En los momentos verdaderamente jodidos pocas personas están junto a ti. Casualmente, en esos casos, alguna de esas personas que está, porque siempre está y ha estado incondicionalmente, es esa que posiblemente más hayamos despreciado o apartado en los instantes de falsas dulzuras.
Familia, Amigos. No son tantos, no te ríen todas las gracias, no te dicen lo que te gusta escuchar, no te aguantan todas esas tonterías, pero... siempre están. ¿Por qué? Muchas veces no es por lo que haces o das por ellos, que siempre es demasiado poco. Simplemente es porque algunos ponen por encima de su interés personal, de su comodidad, de su vida, el valor que tiene compartir con los que realmente le merecen la pena: contigo.
Y eso es lo que una vida termina por ser.

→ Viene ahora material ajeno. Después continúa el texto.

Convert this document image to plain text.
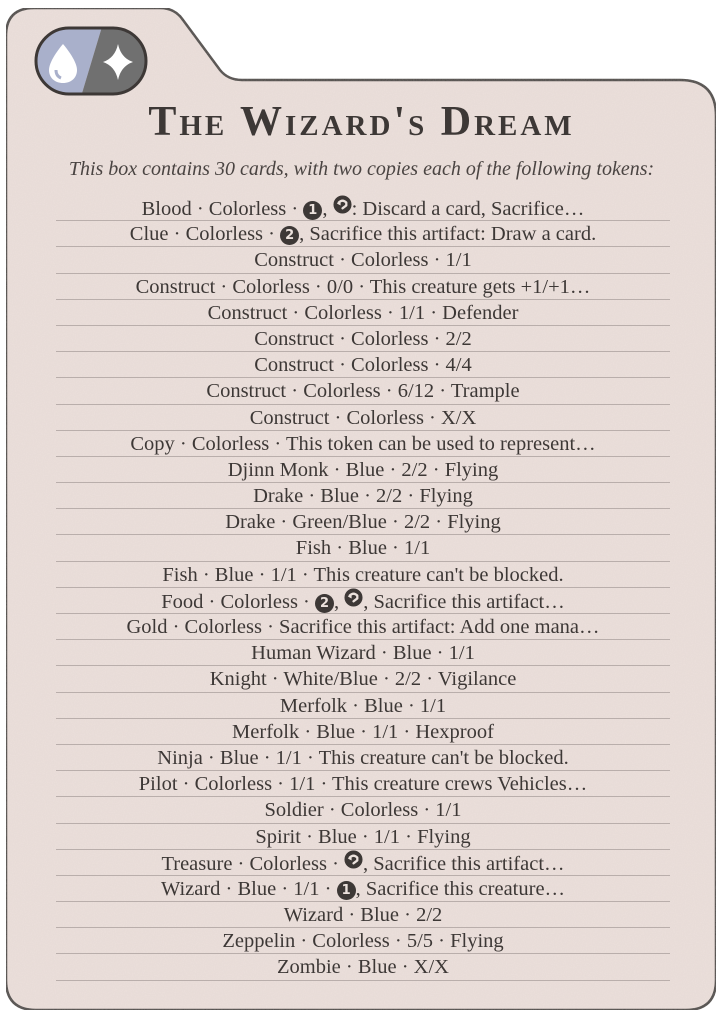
The Wizard's Dream

This box contains 30 cards, with two copies each of the following tokens:

Blood · Colorless · 1 , : Discard a card, Sacrifice…
Clue · Colorless · 2 , Sacrifice this artifact: Draw a card.
Construct · Colorless · 1/1
Construct · Colorless · 0/0 · This creature gets +1/+1…
Construct · Colorless · 1/1 · Defender
Construct · Colorless · 2/2
Construct · Colorless · 4/4
Construct · Colorless · 6/12 · Trample
Construct · Colorless · X/X
Copy · Colorless · This token can be used to represent…
Djinn Monk · Blue · 2/2 · Flying
Drake · Blue · 2/2 · Flying
Drake · Green/Blue · 2/2 · Flying
Fish · Blue · 1/1
Fish · Blue · 1/1 · This creature can't be blocked.
Food · Colorless · 2 , , Sacrifice this artifact…
Gold · Colorless · Sacrifice this artifact: Add one mana…
Human Wizard · Blue · 1/1
Knight · White/Blue · 2/2 · Vigilance
Merfolk · Blue · 1/1
Merfolk · Blue · 1/1 · Hexproof
Ninja · Blue · 1/1 · This creature can't be blocked.
Pilot · Colorless · 1/1 · This creature crews Vehicles…
Soldier · Colorless · 1/1
Spirit · Blue · 1/1 · Flying
Treasure · Colorless · , Sacrifice this artifact…
Wizard · Blue · 1/1 · 1 , Sacrifice this creature…
Wizard · Blue · 2/2
Zeppelin · Colorless · 5/5 · Flying
Zombie · Blue · X/X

El valor que tiene agarrarte y rodearte de los tuyos, esos que siempre están ahí, posiblemente inmensos en los dolores que puede provocar caminar junto a ti, difícil de aguantar, pero siempre a tu lado de manera incondicional, en ese silencio que marca las horas de lo que más vale: tu vida.
Muchas veces deberíamos pensar, más allá de esa felicidad momentánea y egoísta, si somos merecedores de tantos que nos acompañan compartiendo sus vidas de manera incondicional. Y nosotros ¿qué aportamos, qué compartimos? A veces lo pienso. ¿Qué aporto? Es un examen que deberíamos hacer de vez en cuando, si no siempre.
¿Qué aportamos, qué damos a los demás, a los que verdaderamente importan?